Similarly, in another workshop, Andrea Ancira García proposes a paired reading exercise of Daniel B. Chavez and Dani D’Amilia’s “Radical Tenderness Manifesto” (2015). Ancira García is co-founder of tumbalacasa ediciones, a collective dedicated to publishing, translating and archiving practices of unlearning and resistance. As they read the manifesto aloud to each other, the participants‘ voices intertwine, alternate and overlap through phrases such as: “Radical tenderness is to be critical and loving at the same time (…)”. With a methodology that seems radically tender in its own right, tumbalacasa approach their projects as companions, conceiving books and translations as co-productions of meaning. In doing so, the collective critically reflects on the colonial legacies of translation and implements what their name postulates in honor of the Black feminist Audre Lorde: tumba la casa – tear down [the master’s] house.
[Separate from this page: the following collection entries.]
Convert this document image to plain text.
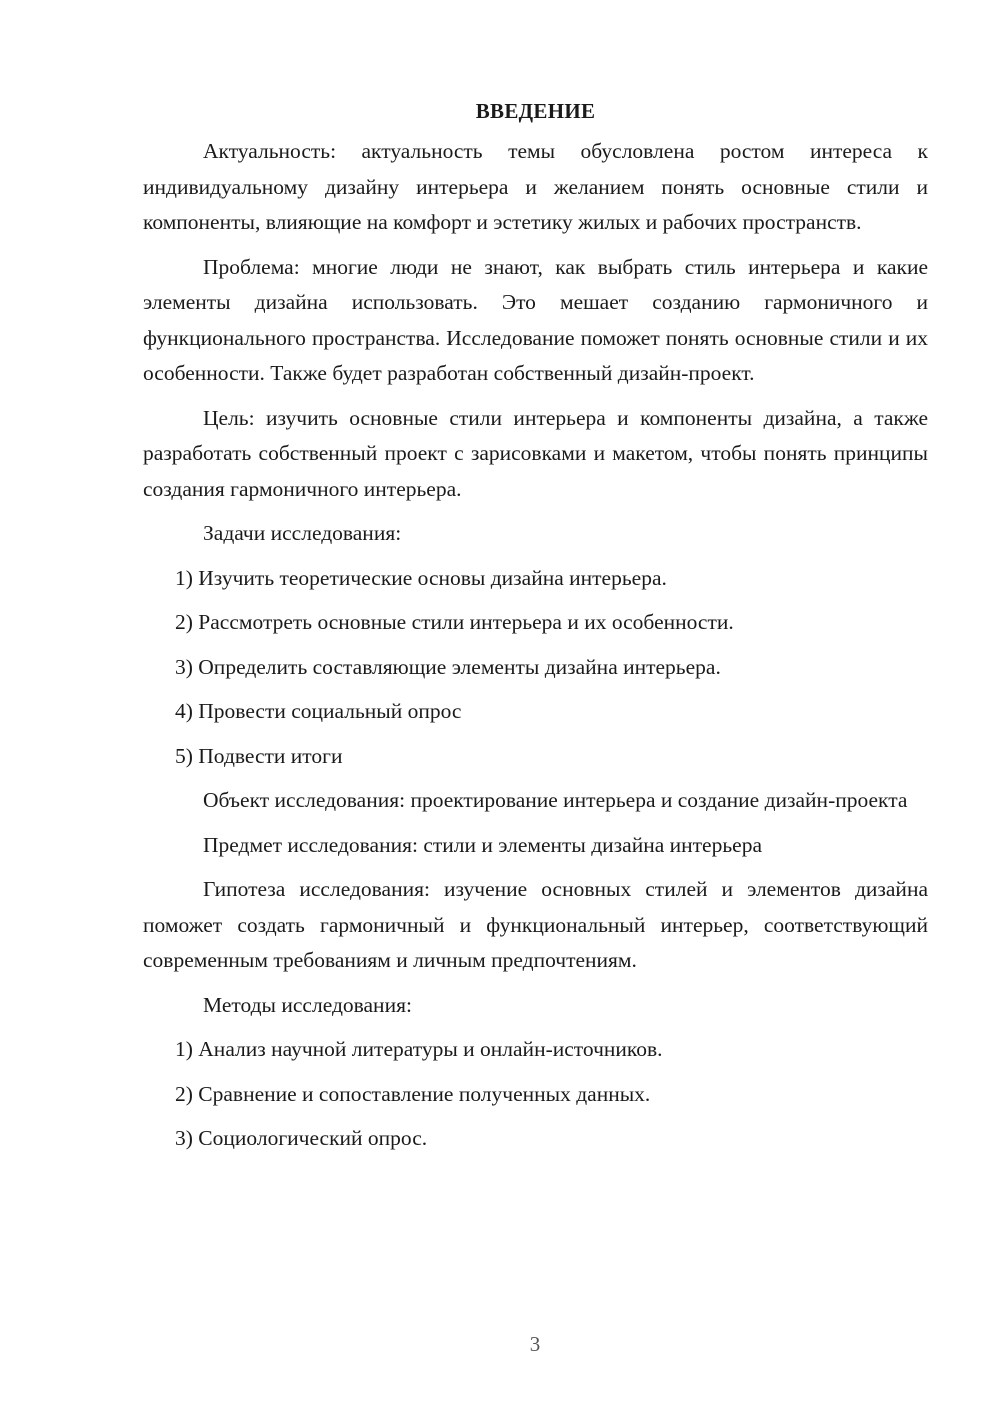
ВВЕДЕНИЕ

Актуальность: актуальность темы обусловлена ростом интереса к индивидуальному дизайну интерьера и желанием понять основные стили и компоненты, влияющие на комфорт и эстетику жилых и рабочих пространств.

Проблема: многие люди не знают, как выбрать стиль интерьера и какие элементы дизайна использовать. Это мешает созданию гармоничного и функционального пространства. Исследование поможет понять основные стили и их особенности. Также будет разработан собственный дизайн-проект.

Цель: изучить основные стили интерьера и компоненты дизайна, а также разработать собственный проект с зарисовками и макетом, чтобы понять принципы создания гармоничного интерьера.

Задачи исследования:

1) Изучить теоретические основы дизайна интерьера.
2) Рассмотреть основные стили интерьера и их особенности.
3) Определить составляющие элементы дизайна интерьера.
4) Провести социальный опрос
5) Подвести итоги

Объект исследования: проектирование интерьера и создание дизайн-проекта

Предмет исследования: стили и элементы дизайна интерьера

Гипотеза исследования: изучение основных стилей и элементов дизайна поможет создать гармоничный и функциональный интерьер, соответствующий современным требованиям и личным предпочтениям.

Методы исследования:

1) Анализ научной литературы и онлайн-источников.
2) Сравнение и сопоставление полученных данных.
3) Социологический опрос.
3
During the six days, the world outside reproduces itself according to its corporate 24/7 rigidity. Inside (Im)mobility Salon, however, time melts into flatness. Like a microclimate, the Salon invents its own temporal conditions, with a total of twelve manifestations that allow different rhythms and frequencies to coexist, finally permitting bodies and minds to rest and grow together.

 

Frederike Sperling ist künstlerische Leiterin des Kunstraum Niederoesterreich in Wien. In ihrer kuratorischen Praxis widmet sie sich vor allem zeitbasierten Medien mit besonderem Fokus auf Themen wie Körperlichkeit und Relationalität aus intersektionalen Perspektiven.